To obtain a certification of amphibious reconnaissance, a regular Marine has to first pass a tough selection and then pass the nine-month rigorous training program that contains the most difficult curriculum. Thus, this amphibious recon certificate is very similar to commando certificate in Kopassus.
To become a Yontaifib troop, a candidate is selected from the Marine Corps who has already fulfilled the thorough mental and physical requirements, and who at least has actively served the corps for two years. The certification of amphibious reconnaissance is so difficult that the passing rate of these candidates in each class is only ten percent.
One of the most challenging exercises in this certification program is to swim for three kilometers while the hands tied behind their backs and their feet bound together. Due to the hands and feet being tied the swimmer must learn to relax and move his legs and feet in a fluid motion similar to that of a dolphin.

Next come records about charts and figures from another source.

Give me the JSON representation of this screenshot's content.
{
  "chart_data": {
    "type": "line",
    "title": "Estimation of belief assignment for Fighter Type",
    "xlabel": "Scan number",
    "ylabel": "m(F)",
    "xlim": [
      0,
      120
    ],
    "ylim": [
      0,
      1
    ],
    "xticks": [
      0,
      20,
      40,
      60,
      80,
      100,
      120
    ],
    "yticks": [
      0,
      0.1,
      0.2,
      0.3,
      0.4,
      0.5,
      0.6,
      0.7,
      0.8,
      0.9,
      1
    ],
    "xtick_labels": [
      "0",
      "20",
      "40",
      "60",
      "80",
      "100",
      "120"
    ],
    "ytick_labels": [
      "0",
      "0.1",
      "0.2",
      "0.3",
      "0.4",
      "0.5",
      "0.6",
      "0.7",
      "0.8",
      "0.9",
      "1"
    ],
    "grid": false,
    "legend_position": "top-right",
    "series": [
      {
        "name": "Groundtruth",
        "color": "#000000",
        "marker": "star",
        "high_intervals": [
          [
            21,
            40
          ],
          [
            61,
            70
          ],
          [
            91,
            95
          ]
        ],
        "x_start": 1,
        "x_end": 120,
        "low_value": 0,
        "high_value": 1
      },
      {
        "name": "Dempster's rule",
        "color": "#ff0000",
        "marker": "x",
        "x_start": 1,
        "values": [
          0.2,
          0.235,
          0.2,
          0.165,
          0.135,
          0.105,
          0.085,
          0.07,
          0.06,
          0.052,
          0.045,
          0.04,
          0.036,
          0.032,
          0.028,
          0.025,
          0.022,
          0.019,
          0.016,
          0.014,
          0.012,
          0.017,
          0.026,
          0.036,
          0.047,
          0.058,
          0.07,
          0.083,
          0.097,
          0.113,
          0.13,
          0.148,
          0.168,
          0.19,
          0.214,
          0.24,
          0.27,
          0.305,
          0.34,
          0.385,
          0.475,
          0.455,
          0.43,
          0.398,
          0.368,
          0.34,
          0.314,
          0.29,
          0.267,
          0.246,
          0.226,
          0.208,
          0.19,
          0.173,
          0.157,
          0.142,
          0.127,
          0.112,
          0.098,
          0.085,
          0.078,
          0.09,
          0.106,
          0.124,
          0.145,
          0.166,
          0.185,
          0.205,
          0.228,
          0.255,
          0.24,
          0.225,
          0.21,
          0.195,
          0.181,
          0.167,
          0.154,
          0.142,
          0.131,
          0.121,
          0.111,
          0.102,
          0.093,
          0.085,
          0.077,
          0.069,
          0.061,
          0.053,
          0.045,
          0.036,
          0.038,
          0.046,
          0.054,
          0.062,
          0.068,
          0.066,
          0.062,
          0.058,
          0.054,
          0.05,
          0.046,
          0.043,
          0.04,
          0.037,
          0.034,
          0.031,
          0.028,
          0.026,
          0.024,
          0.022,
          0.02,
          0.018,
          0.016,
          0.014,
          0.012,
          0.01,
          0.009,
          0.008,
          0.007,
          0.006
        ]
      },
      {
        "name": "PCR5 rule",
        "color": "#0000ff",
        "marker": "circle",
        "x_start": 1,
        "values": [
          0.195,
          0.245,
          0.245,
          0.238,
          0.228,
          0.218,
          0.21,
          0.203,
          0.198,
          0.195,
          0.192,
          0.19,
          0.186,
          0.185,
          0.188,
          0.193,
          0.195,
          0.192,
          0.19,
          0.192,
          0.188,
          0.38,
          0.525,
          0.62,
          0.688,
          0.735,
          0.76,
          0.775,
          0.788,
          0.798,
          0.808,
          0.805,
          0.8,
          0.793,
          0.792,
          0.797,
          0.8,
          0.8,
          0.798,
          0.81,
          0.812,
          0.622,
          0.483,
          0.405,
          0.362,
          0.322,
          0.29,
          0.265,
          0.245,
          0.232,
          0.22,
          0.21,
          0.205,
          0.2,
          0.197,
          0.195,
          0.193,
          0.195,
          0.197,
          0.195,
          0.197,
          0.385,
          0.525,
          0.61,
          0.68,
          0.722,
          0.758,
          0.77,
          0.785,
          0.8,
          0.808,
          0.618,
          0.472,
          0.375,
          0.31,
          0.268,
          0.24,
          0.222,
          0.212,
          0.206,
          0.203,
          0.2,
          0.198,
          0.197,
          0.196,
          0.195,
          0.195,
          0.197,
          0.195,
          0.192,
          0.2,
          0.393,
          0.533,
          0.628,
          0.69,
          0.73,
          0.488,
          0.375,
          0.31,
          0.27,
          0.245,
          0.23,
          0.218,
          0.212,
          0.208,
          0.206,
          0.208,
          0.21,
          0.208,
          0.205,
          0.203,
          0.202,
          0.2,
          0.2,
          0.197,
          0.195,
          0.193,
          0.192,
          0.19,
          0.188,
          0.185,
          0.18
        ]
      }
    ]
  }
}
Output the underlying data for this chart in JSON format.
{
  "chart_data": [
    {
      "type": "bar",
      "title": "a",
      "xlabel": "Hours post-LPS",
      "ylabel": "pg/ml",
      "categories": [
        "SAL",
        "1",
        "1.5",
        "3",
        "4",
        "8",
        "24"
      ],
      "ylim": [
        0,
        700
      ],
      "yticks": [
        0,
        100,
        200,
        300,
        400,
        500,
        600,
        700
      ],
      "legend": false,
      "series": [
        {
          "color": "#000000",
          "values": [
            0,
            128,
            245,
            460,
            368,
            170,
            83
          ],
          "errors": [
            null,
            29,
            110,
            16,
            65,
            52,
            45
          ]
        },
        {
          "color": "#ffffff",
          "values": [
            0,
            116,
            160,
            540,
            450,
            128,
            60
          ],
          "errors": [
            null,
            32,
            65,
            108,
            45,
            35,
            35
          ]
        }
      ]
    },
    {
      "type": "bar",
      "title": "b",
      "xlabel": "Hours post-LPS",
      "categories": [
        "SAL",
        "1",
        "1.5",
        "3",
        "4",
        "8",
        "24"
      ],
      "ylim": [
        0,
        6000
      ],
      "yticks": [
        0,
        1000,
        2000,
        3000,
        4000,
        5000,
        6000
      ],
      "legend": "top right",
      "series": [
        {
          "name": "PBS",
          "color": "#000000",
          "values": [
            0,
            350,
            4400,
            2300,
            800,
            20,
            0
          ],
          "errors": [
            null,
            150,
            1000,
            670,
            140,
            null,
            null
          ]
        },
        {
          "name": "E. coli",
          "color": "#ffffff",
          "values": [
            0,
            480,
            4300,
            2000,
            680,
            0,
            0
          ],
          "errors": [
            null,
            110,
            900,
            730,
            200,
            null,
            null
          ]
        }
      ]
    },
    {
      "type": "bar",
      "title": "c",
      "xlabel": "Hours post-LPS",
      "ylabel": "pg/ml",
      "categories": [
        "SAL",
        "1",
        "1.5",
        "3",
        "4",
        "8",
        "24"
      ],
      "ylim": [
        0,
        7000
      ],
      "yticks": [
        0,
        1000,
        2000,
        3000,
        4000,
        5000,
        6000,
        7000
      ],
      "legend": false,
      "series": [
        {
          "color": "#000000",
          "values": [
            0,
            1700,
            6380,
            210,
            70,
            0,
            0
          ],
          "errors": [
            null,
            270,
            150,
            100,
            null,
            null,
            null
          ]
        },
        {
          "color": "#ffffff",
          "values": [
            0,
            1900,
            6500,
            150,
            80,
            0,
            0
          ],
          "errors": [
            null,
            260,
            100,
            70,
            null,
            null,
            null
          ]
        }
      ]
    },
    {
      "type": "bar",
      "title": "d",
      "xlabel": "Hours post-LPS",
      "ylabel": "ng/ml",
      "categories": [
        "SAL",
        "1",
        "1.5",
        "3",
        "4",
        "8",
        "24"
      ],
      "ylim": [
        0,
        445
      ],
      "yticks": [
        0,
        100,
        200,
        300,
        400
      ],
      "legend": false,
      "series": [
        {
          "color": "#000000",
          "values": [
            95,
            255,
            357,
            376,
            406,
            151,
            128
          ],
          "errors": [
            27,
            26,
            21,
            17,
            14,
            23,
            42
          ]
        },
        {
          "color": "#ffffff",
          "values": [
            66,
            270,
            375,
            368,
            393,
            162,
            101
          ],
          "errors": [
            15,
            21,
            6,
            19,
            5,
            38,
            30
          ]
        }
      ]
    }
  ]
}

This type of training is designed to increase the candidates confidence in the water and also allow him to survive if he is caught by the enemy and must escape.
The escape experience by an American POW who was hog-tied and then tossed into the Mekong River to drown. He was able to survive despite being bound and proved that a man can swim with his hands and legs tied if he puts his mind to it. The technique was adopted by the US Navy SEALs and still used to this day. Other Naval Special Warfare units soon followed and now is a standard part of selection and training.